The spammiest words are “money,” “systemworks,” “rates,” “sale,” and “year,” all of which seem related to trying to get people to buy things. And the hammiest words are “spambayes,” “users,” “razor,” “zzzzteana,” and “sadev,” most of which seem related to spam prevention, oddly enough.

How could we get better performance? One obvious way would be to get more data to train on. There are a number of ways to improve the model as well. Here are some possibilities that you might try:

§ Look at the message content, not just the subject line. You’ll have to be careful how you deal with the message headers.

§ Our classifier takes into account every word that appears in the training set, even words that appear only once.
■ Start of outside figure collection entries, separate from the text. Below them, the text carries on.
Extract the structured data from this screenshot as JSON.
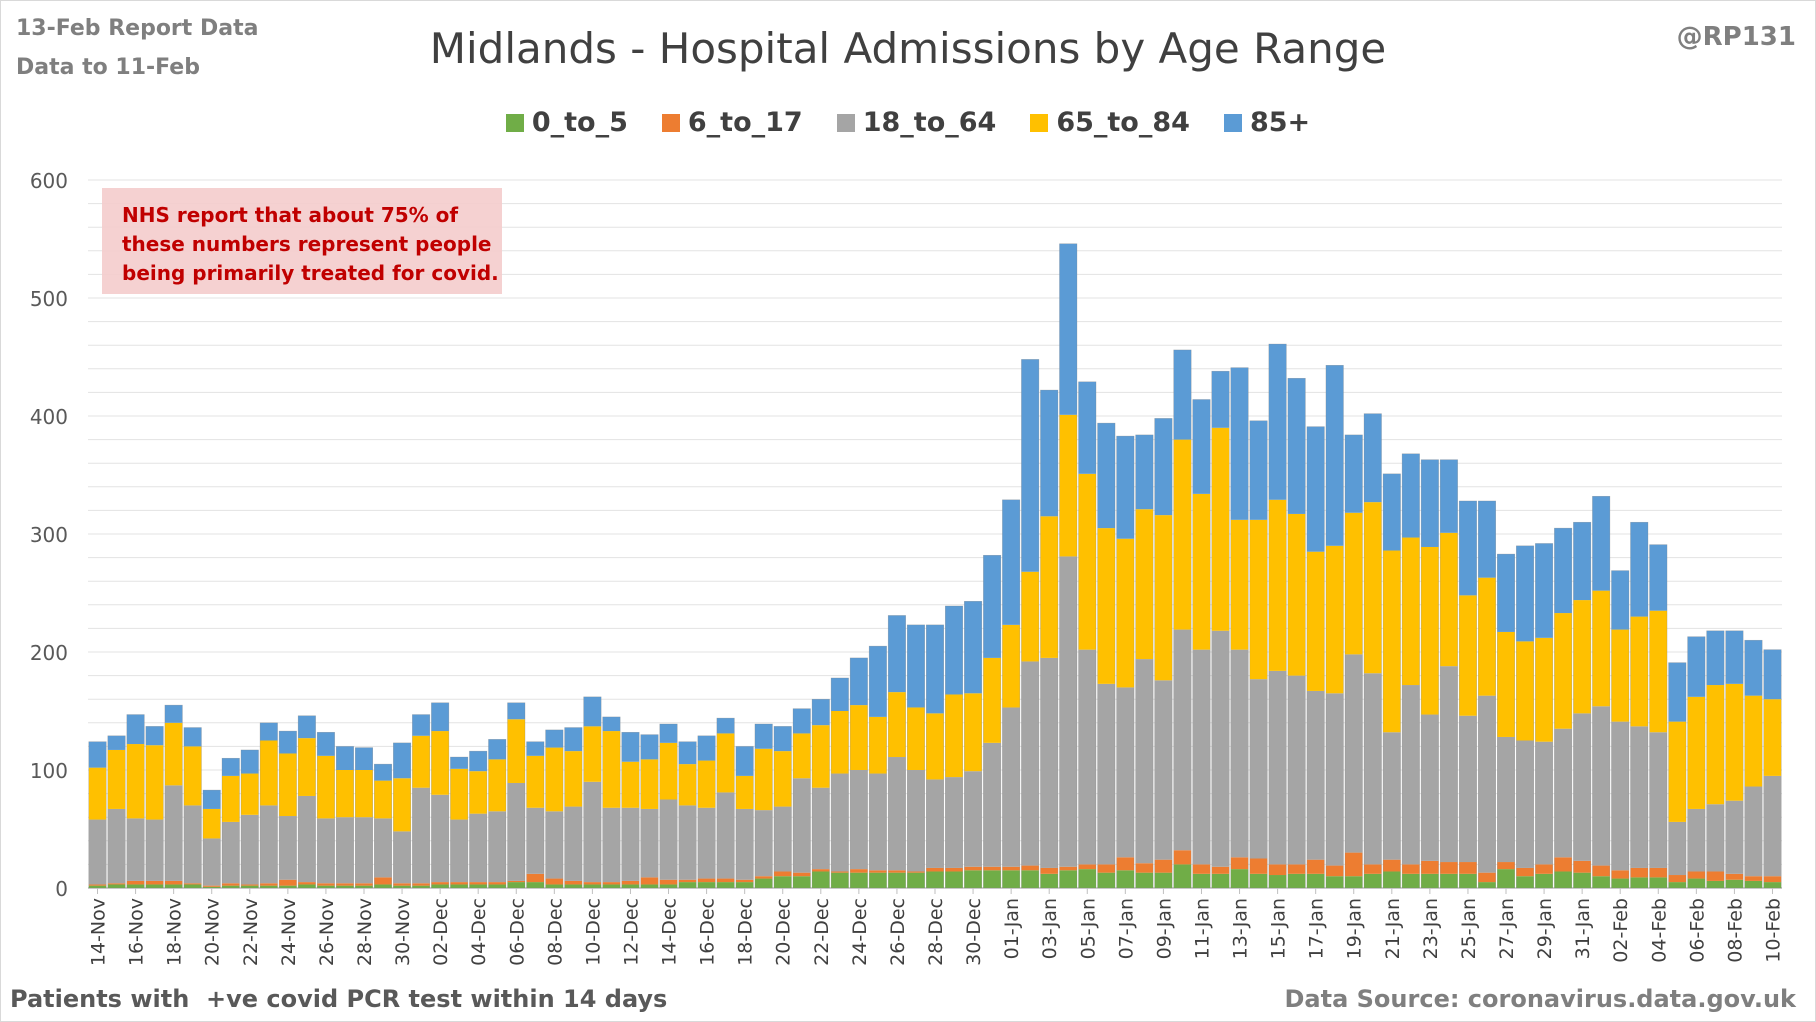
{
  "header": {
    "report_date": "13-Feb Report Data",
    "data_to": "Data to 11-Feb",
    "handle": "@RP131"
  },
  "annotation": "NHS report that about 75% of these numbers represent people being primarily treated for covid.",
  "footer": {
    "left": "Patients with  +ve covid PCR test within 14 days",
    "right": "Data Source: coronavirus.data.gov.uk"
  },
  "chart_data": {
    "type": "bar",
    "stacked": true,
    "title": "Midlands - Hospital Admissions by Age Range",
    "xlabel": "",
    "ylabel": "",
    "ylim": [
      0,
      600
    ],
    "yticks": [
      0,
      100,
      200,
      300,
      400,
      500,
      600
    ],
    "grid": true,
    "legend_position": "top",
    "start_date": "2021-11-14",
    "xticklabels": [
      "14-Nov",
      "16-Nov",
      "18-Nov",
      "20-Nov",
      "22-Nov",
      "24-Nov",
      "26-Nov",
      "28-Nov",
      "30-Nov",
      "02-Dec",
      "04-Dec",
      "06-Dec",
      "08-Dec",
      "10-Dec",
      "12-Dec",
      "14-Dec",
      "16-Dec",
      "18-Dec",
      "20-Dec",
      "22-Dec",
      "24-Dec",
      "26-Dec",
      "28-Dec",
      "30-Dec",
      "01-Jan",
      "03-Jan",
      "05-Jan",
      "07-Jan",
      "09-Jan",
      "11-Jan",
      "13-Jan",
      "15-Jan",
      "17-Jan",
      "19-Jan",
      "21-Jan",
      "23-Jan",
      "25-Jan",
      "27-Jan",
      "29-Jan",
      "31-Jan",
      "02-Feb",
      "04-Feb",
      "06-Feb",
      "08-Feb",
      "10-Feb"
    ],
    "series": [
      {
        "name": "0_to_5",
        "color": "#70ad47",
        "values": [
          2,
          3,
          3,
          3,
          3,
          3,
          1,
          2,
          2,
          2,
          2,
          3,
          2,
          2,
          2,
          3,
          2,
          2,
          3,
          3,
          3,
          3,
          5,
          5,
          3,
          3,
          3,
          3,
          3,
          3,
          3,
          5,
          5,
          5,
          5,
          8,
          10,
          10,
          14,
          13,
          13,
          13,
          13,
          13,
          14,
          14,
          15,
          15,
          15,
          15,
          12,
          15,
          16,
          13,
          15,
          13,
          13,
          20,
          12,
          12,
          16,
          12,
          11,
          12,
          12,
          10,
          10,
          12,
          14,
          12,
          12,
          12,
          12,
          5,
          16,
          10,
          12,
          14,
          13,
          10,
          8,
          9,
          9,
          5,
          8,
          6,
          7,
          6,
          5
        ]
      },
      {
        "name": "6_to_17",
        "color": "#ed7d31",
        "values": [
          1,
          1,
          3,
          3,
          3,
          1,
          1,
          2,
          1,
          2,
          5,
          2,
          2,
          2,
          2,
          6,
          2,
          2,
          2,
          2,
          2,
          2,
          1,
          7,
          5,
          3,
          2,
          2,
          3,
          6,
          4,
          2,
          3,
          3,
          2,
          2,
          4,
          3,
          2,
          1,
          3,
          2,
          2,
          1,
          3,
          3,
          3,
          3,
          3,
          4,
          5,
          3,
          4,
          7,
          11,
          8,
          11,
          12,
          8,
          6,
          10,
          13,
          9,
          8,
          12,
          9,
          20,
          8,
          10,
          8,
          11,
          10,
          10,
          8,
          6,
          7,
          8,
          12,
          10,
          9,
          7,
          8,
          8,
          6,
          6,
          8,
          5,
          4,
          5
        ]
      },
      {
        "name": "18_to_64",
        "color": "#a5a5a5",
        "values": [
          55,
          63,
          53,
          52,
          81,
          66,
          40,
          52,
          59,
          66,
          54,
          73,
          55,
          56,
          56,
          50,
          44,
          81,
          74,
          53,
          58,
          60,
          83,
          56,
          57,
          63,
          85,
          63,
          62,
          58,
          68,
          63,
          60,
          73,
          60,
          56,
          55,
          80,
          69,
          83,
          84,
          82,
          96,
          86,
          75,
          77,
          81,
          105,
          135,
          173,
          178,
          263,
          182,
          153,
          144,
          173,
          152,
          187,
          182,
          200,
          176,
          152,
          164,
          160,
          143,
          146,
          168,
          162,
          108,
          152,
          124,
          166,
          124,
          150,
          106,
          108,
          104,
          109,
          125,
          135,
          126,
          120,
          115,
          45,
          53,
          57,
          62,
          76,
          85
        ]
      },
      {
        "name": "65_to_84",
        "color": "#ffc000",
        "values": [
          44,
          50,
          63,
          63,
          53,
          50,
          25,
          39,
          35,
          55,
          53,
          49,
          53,
          40,
          40,
          32,
          45,
          44,
          54,
          43,
          36,
          44,
          54,
          44,
          54,
          47,
          47,
          65,
          39,
          42,
          48,
          35,
          40,
          50,
          28,
          52,
          47,
          38,
          53,
          53,
          55,
          48,
          55,
          53,
          56,
          70,
          66,
          72,
          70,
          76,
          120,
          120,
          149,
          132,
          126,
          127,
          140,
          161,
          132,
          172,
          110,
          135,
          145,
          137,
          118,
          125,
          120,
          145,
          154,
          125,
          142,
          113,
          102,
          100,
          89,
          84,
          88,
          98,
          96,
          98,
          78,
          93,
          103,
          85,
          95,
          101,
          99,
          77,
          65
        ]
      },
      {
        "name": "85+",
        "color": "#5b9bd5",
        "values": [
          22,
          12,
          25,
          16,
          15,
          16,
          16,
          15,
          20,
          15,
          19,
          19,
          20,
          20,
          19,
          14,
          30,
          18,
          24,
          10,
          17,
          17,
          14,
          12,
          15,
          20,
          25,
          12,
          25,
          21,
          16,
          19,
          21,
          13,
          25,
          21,
          21,
          21,
          22,
          28,
          40,
          60,
          65,
          70,
          75,
          75,
          78,
          87,
          106,
          180,
          107,
          145,
          78,
          89,
          87,
          63,
          82,
          76,
          80,
          48,
          129,
          84,
          132,
          115,
          106,
          153,
          66,
          75,
          65,
          71,
          74,
          62,
          80,
          65,
          66,
          81,
          80,
          72,
          66,
          80,
          50,
          80,
          56,
          50,
          51,
          46,
          45,
          47,
          42
        ]
      }
    ]
  }
}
Modify the classifier to accept an optional min_count threshhold and ignore tokens that don’t appear at least that many times.

§ The tokenizer has no notion of similar words (e.g., “cheap” and “cheapest”). Modify the classifier to take an optional stemmer function that converts words to equivalence classes of words. For example, a really simple stemmer function might be:

§  def drop_final_s(word):
    return re.sub("s$", "", word)


Creating a good stemmer function is hard. People frequently use the Porter Stemmer.

§ Although our features are all of the form “message contains word ,” there’s no reason why this has to be the case. In our implementation, we could add extra features like “message contains a number” by creating phony tokens like contains:number and modifying the tokenizer to emit them when appropriate.

For Further Exploration

§ Paul Graham’s articles “A Plan for Spam” and “Better Bayesian Filtering” (are interesting and) give more insight into the ideas behind building spam filters.

§ scikit-learn contains a BernoulliNB model that implements the same Naive Bayes algorithm we implemented here, as well as other variations on the model.